Attacks Unique to WSH Using the source tag in a WSH script can leave you vulnerable to attack. Suppose you have this blah.wsf file:
<job>
<script language="VBScript" src="/library.vbs"/>
<script language="VBScript">
Call DoTheThing(1, 2, 3)
</script>
</job>
<!-- [ a valid signature block here ...
If WSH is verifying trust then it will verify that both blah.wsf and library.vbs contain valid signatures before it runs any code. Suppose, however, that you have two files, both named library.vbs, both signed by trusted authorities, and both with subroutines called DoTheThing that take three arguments. An attacker could potentially substitute one of those files for the other.
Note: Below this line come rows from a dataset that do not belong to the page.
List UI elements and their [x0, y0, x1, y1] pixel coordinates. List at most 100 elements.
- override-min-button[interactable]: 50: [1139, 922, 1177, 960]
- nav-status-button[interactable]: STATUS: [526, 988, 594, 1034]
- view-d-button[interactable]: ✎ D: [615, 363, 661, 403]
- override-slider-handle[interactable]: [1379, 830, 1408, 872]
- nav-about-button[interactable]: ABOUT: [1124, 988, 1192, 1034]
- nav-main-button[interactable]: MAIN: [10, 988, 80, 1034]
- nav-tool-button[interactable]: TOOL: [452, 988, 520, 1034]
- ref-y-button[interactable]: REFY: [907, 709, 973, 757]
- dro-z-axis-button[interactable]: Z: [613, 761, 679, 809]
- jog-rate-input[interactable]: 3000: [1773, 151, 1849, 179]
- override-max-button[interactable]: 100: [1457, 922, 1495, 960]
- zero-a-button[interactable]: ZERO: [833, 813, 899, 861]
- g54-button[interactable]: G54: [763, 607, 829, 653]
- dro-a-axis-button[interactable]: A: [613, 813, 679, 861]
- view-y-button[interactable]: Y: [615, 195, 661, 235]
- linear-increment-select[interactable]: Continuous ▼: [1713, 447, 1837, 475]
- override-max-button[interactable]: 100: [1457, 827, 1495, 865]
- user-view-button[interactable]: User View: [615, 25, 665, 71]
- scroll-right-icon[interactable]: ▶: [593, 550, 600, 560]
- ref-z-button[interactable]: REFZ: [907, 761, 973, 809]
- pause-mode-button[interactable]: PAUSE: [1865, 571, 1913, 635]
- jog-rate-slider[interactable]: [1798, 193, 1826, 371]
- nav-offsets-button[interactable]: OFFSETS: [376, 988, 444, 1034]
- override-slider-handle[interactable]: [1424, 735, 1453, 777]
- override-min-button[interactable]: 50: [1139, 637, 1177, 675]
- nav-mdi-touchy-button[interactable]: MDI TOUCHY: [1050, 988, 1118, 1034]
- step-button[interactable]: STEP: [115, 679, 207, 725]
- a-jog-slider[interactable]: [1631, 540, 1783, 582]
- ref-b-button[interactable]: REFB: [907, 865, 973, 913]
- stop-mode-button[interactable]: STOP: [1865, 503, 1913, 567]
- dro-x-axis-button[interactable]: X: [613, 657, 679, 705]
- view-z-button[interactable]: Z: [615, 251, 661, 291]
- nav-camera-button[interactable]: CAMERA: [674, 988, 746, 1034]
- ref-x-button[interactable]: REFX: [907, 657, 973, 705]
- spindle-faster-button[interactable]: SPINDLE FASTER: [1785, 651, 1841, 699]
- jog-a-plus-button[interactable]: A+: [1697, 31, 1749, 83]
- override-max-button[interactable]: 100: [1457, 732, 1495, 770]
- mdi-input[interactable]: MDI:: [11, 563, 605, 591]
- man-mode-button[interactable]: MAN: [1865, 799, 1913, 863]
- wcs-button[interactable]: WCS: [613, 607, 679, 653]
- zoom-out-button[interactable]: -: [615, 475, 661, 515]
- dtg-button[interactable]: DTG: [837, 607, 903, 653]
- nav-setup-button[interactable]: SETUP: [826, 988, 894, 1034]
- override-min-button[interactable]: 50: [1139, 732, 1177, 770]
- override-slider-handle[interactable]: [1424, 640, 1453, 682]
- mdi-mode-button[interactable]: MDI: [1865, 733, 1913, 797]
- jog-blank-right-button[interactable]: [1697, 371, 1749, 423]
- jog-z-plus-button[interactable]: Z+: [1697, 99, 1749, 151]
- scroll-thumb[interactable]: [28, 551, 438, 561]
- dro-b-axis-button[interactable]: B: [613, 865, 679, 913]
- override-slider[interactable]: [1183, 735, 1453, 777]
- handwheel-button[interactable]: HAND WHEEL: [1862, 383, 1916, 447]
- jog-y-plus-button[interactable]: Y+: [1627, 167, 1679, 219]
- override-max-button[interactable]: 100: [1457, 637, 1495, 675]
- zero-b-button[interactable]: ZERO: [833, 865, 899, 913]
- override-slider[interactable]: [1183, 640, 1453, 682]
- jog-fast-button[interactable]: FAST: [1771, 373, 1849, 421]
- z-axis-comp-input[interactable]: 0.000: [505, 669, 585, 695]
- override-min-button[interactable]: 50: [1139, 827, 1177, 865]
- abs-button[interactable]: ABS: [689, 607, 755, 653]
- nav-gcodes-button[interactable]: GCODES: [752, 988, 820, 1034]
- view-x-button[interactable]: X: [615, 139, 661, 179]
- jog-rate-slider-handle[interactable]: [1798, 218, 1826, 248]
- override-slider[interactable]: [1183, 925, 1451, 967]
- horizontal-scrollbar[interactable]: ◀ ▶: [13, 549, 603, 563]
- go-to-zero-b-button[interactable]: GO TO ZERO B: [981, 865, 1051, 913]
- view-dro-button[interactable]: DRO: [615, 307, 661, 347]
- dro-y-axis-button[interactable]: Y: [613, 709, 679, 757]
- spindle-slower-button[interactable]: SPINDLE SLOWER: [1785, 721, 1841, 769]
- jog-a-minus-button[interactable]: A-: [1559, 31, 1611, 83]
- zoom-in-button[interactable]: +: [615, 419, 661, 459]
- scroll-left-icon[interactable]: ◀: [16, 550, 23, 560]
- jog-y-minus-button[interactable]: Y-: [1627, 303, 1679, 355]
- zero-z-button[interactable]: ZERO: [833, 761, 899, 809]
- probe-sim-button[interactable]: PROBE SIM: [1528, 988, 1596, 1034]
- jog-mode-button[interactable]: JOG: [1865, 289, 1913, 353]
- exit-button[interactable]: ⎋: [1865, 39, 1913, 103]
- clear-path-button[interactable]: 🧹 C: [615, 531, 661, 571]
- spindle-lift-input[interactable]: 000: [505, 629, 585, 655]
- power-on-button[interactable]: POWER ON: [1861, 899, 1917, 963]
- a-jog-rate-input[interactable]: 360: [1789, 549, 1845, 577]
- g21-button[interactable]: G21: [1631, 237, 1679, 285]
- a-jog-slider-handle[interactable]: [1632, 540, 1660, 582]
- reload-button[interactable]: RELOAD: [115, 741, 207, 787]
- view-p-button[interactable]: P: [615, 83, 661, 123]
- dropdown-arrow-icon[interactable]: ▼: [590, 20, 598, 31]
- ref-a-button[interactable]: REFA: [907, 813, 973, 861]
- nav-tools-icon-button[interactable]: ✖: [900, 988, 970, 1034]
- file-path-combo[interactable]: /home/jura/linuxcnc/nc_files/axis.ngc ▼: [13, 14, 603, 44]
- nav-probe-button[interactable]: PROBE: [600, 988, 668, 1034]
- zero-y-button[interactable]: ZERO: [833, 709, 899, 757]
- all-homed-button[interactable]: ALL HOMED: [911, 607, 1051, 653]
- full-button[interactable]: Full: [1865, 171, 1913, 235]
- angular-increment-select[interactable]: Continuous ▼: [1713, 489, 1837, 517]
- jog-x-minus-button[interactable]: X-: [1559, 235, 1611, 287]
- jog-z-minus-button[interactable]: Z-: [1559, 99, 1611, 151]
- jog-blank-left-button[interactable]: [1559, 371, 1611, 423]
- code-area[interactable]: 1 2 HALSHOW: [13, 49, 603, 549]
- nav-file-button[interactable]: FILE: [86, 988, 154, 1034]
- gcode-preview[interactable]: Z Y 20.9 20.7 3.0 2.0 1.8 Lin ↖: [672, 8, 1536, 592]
The signature verifier verifies signatures of individual files but does not verify that a given collection of files is internally consistent, and that you're calling exactly what you think you are. You should be careful when using the source (src) tag with signed files.
Conclusion Regardless of what your e-mail claims, not all your coworkers love you and not all jokes are very funny. Fortunately, tools exist to securely verify that a script author is trustworthy before a user opens potentially dangerous files. While these tools make the Web a safer place, they are really just the first step. There is still a long way to go towards making code signing and trust verification a seamless part of the development process.